Middletown council members at a Monday night work session approved moving forward with a plan that would allow Shaffer’s BBQ to tap into the city sewer line.

The owners of Shaffer’s found after purchasing the building that the septic tank they are on would allow for only so many users. The number of customers they can have at their site is about half of what they feel they would be able to handle, which is affecting the business, said town attorney J. David Griffin.

The business sits in Frederick County, just outside of the town- in fact, only five properties separate the business from the town’s main line, Griffin said.

The matter is complicated by the fact that four years ago the Frederick County Board of Supervisors passed a resolution stating that any county resident has to be on Frederick County wastewater and billed for that use.

The plan Middletown council members agreed to would result in the town building out its sewer main line to Shaffer’s BBQ, allowing the business to tap into the line. Talks are still ongoing with the county and others.

Shaffer’s would be responsible for paying for the expanded sewer line over a 30-year time frame.

The plans are still preliminary and a cost for the project is unknown.

Shaffer’s would be given credit a defray their cost if anyone else in that area decided to tap into the town’s sewer line, Griffin said.

Once anyone was tapped into the line, Frederick County would meter and bill them for the sewer use- complying with the county resolution, Griffin said.

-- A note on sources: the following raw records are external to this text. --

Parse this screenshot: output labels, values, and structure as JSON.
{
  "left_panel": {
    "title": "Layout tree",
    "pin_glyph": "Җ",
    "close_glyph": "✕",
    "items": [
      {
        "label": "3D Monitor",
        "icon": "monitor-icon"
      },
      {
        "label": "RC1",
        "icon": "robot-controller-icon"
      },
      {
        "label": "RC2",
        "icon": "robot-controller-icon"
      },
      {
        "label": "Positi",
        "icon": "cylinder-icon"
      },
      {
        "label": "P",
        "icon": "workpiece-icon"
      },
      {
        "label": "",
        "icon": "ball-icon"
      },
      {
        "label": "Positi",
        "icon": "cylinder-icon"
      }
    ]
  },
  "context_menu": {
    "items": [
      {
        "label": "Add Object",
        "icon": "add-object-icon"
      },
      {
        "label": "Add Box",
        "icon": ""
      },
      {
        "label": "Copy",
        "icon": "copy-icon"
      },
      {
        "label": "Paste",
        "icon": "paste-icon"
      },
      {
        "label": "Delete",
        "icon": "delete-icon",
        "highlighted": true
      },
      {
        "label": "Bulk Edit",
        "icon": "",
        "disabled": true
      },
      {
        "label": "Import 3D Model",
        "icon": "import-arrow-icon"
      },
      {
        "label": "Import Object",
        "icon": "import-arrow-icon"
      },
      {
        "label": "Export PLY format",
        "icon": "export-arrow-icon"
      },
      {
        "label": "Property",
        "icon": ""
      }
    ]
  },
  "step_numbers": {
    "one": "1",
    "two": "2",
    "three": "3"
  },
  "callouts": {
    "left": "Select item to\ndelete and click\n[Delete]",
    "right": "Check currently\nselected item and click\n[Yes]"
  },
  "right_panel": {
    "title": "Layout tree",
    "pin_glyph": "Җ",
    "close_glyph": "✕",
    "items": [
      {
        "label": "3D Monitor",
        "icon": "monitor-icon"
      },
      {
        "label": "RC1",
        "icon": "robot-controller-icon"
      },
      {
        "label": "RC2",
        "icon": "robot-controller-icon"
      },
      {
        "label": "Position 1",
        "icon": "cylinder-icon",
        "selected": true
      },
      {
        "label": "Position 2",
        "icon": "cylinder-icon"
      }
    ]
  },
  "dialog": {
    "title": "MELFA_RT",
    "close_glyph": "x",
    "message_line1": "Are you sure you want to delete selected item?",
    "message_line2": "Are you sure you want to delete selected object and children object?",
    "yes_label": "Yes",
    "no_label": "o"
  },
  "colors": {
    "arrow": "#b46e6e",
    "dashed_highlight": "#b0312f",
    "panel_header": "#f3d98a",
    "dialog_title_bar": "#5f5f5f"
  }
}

Middletown would maintain ownership of the expanded line and be responsible for its maintenance.

“This shows how we can all work together. This shows how business-friendly we are,” Mayor Charles Harbaugh said.

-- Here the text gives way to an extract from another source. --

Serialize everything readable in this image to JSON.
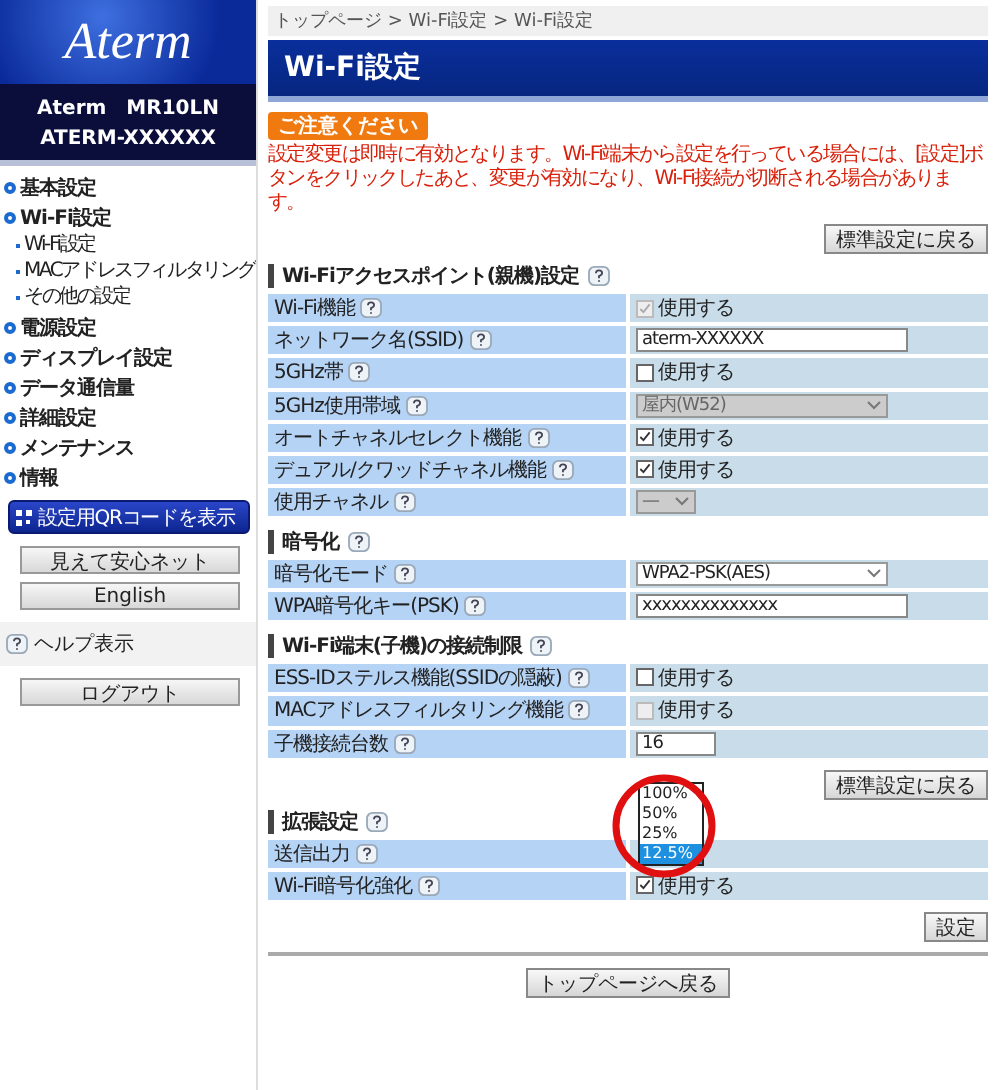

Council members again voted down a pay increase for themselves at the work session.

Council member Scott Fink brought up the issue which had previously been heard and voted down in August. The pay increase would have been effective with the new council session beginning in January.

Council members Carole Snyder Jones and Carolyn Aliff quickly spoke against any pay increase.

“If we are going to spend money spend it on the town, not ourselves,” Jones said.

Town manager Rebecca Layman advised that the town had not factored in a pay increase for council members or the mayor in the upcoming year’s budget.

One item they are considering spending money on is a radio system for town employees.

Council members at the work session authorized Layman to research prices for a new system that would allow employees to communicate with each other.

Town public works employees had a difficult time communicating with each other at a recent water main break, having to walk around trying to find each other when they needed to talk during repairs, Layman said.